My conclusions came directly from the data presented.

Now you wish to change topics back to US compared to other nations. Ok, we can do that.

The first article you linked compared the US unfavorable to Denmark, a very small, non-diverse country which accepts few immigrants and with the population of Colorado. But Colorado is more productive and generates higher GDP. A more apt comparison would be to Europe overall. Do you notice how these tiny non-diverse European countries also compare favorably to the larger economies in Europe?

It is apples and oranges.

Having said that, in my opinion the US needs to address educational disparities and the growing problem of illigitimacy both of which limit opportunities.
 
Yet those social mobility scores in many other developed countries remain higher than the U.S. But if you want to rely on your own opinions and beliefs instead of using actual metrics and the analysis of researchers from top universities who do these kinds of studies for a living, that is certainly your choice.

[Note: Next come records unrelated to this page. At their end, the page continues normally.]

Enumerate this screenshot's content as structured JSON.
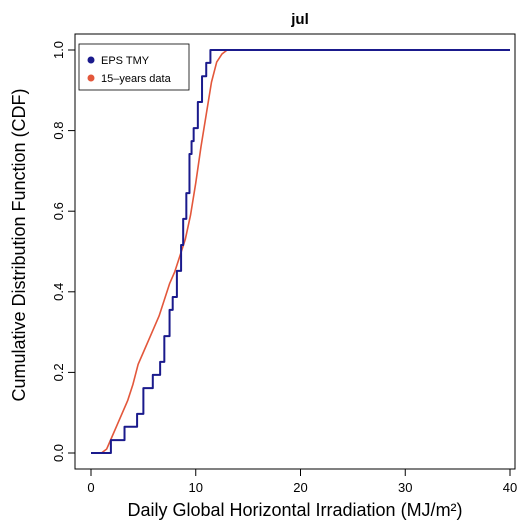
{
  "chart_data": {
    "type": "line",
    "title": "jul",
    "xlabel": "Daily Global Horizontal Irradiation (MJ/m²)",
    "ylabel": "Cumulative Distribution Function (CDF)",
    "xlim": [
      0,
      40
    ],
    "ylim": [
      0,
      1
    ],
    "x_ticks": [
      0,
      10,
      20,
      30,
      40
    ],
    "y_ticks": [
      0.0,
      0.2,
      0.4,
      0.6,
      0.8,
      1.0
    ],
    "x_tick_labels": [
      "0",
      "10",
      "20",
      "30",
      "40"
    ],
    "y_tick_labels": [
      "0.0",
      "0.2",
      "0.4",
      "0.6",
      "0.8",
      "1.0"
    ],
    "grid": false,
    "legend_position": "top-left",
    "series": [
      {
        "name": "EPS TMY",
        "color": "#1a1a8c",
        "style": "step",
        "x": [
          0,
          1.9,
          3.2,
          4.4,
          5.0,
          5.9,
          6.6,
          7.0,
          7.5,
          7.8,
          8.2,
          8.6,
          8.8,
          9.1,
          9.4,
          9.6,
          9.8,
          10.2,
          10.6,
          11.0,
          11.4,
          40
        ],
        "y": [
          0,
          0.032,
          0.065,
          0.097,
          0.161,
          0.194,
          0.226,
          0.29,
          0.355,
          0.387,
          0.452,
          0.516,
          0.581,
          0.645,
          0.742,
          0.774,
          0.806,
          0.871,
          0.935,
          0.968,
          1.0,
          1.0
        ]
      },
      {
        "name": "15–years data",
        "color": "#e3573b",
        "style": "line",
        "x": [
          0,
          1.0,
          1.5,
          2.0,
          2.5,
          3.0,
          3.5,
          4.0,
          4.5,
          5.0,
          5.5,
          6.0,
          6.5,
          7.0,
          7.5,
          8.0,
          8.5,
          9.0,
          9.5,
          10.0,
          10.5,
          11.0,
          11.5,
          12.0,
          12.5,
          13.0,
          40
        ],
        "y": [
          0,
          0.0,
          0.01,
          0.04,
          0.07,
          0.1,
          0.13,
          0.17,
          0.22,
          0.25,
          0.28,
          0.31,
          0.34,
          0.38,
          0.42,
          0.45,
          0.49,
          0.53,
          0.59,
          0.67,
          0.76,
          0.84,
          0.92,
          0.97,
          0.99,
          1.0,
          1.0
        ]
      }
    ]
  }
}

DLDS I clicked through and read your
link,but I'd be hard pressed not to realize the people doing the research and writing are a bit biased toward some outcomes..the title of the think tank that wrote it is the first clue.
 
DLDS I clicked through and read your
link,but I'd be hard pressed not to realize the people doing the research and writing are a bit biased toward some outcomes..the title of the think tank that wrote it is the first clue.

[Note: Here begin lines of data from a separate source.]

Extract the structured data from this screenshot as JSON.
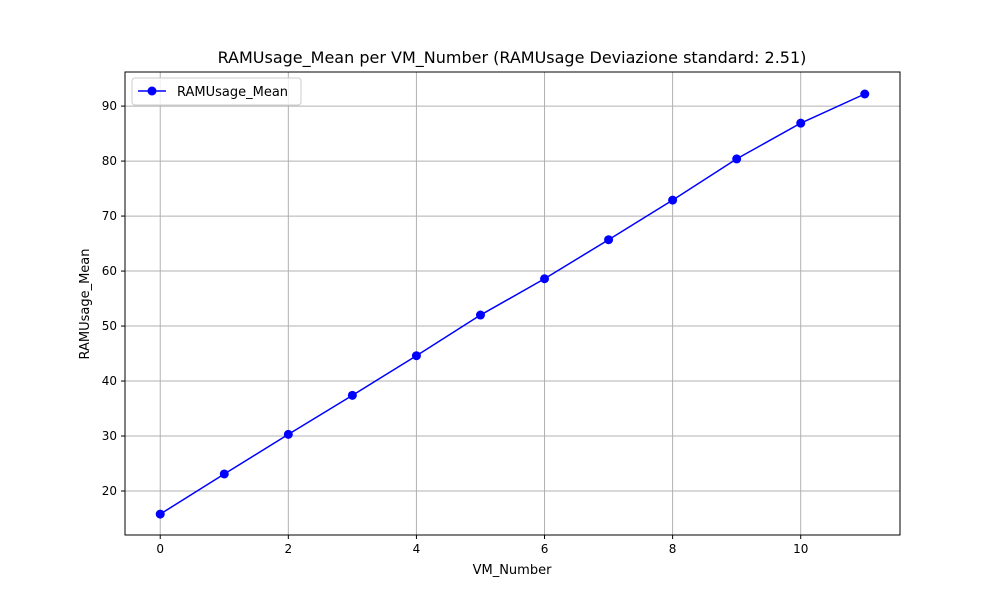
{
  "chart_data": {
    "type": "line",
    "title": "RAMUsage_Mean per VM_Number (RAMUsage Deviazione standard: 2.51)",
    "xlabel": "VM_Number",
    "ylabel": "RAMUsage_Mean",
    "xlim": [
      -0.55,
      11.55
    ],
    "ylim": [
      12.0,
      96.2
    ],
    "x_ticks": [
      0,
      2,
      4,
      6,
      8,
      10
    ],
    "y_ticks": [
      20,
      30,
      40,
      50,
      60,
      70,
      80,
      90
    ],
    "grid": true,
    "legend_position": "top-left",
    "series": [
      {
        "name": "RAMUsage_Mean",
        "color": "#0000ff",
        "marker": "circle",
        "x": [
          0,
          1,
          2,
          3,
          4,
          5,
          6,
          7,
          8,
          9,
          10,
          11
        ],
        "y": [
          15.8,
          23.1,
          30.3,
          37.4,
          44.6,
          52.0,
          58.6,
          65.7,
          72.9,
          80.4,
          86.9,
          92.2
        ]
      }
    ]
  }
}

I've posted many research links between this and a related thread on a similar topic. I've never seen anyone posting a link supporting the ongoing sentiments here that poverty and lack of success are mainly due to laziness and other moral failings. Many of the replies have been along the lines of all the researchers are biased, the places their results are published are all biased and I disagree with their analysis so I don't think they are right, even though I don't have any actual research to support my own opinions.

Well, okay then. Not much more I can add to what I've already posted.
 
I've posted many research links between this and a related thread on a similar topic. I've never seen anyone posting a link supporting the ongoing sentiments here that poverty and lack of success are mainly due to laziness and other moral failings. Many of the replies have been along the lines of all the researchers are biased, the places their results are published are all biased and I disagree with their analysis so I don't think they are right, even though I don't have any actual research to support my own opinions.

Well, okay then. Not much more I can add to what I've already posted.




The difference here is I'm not seeing people here say the laziness and moral failings are the main reason people are in poverty. The truth is it's way more complicated and multi-faceted then that.



The fact the gap is widening should tell us we need to do something different.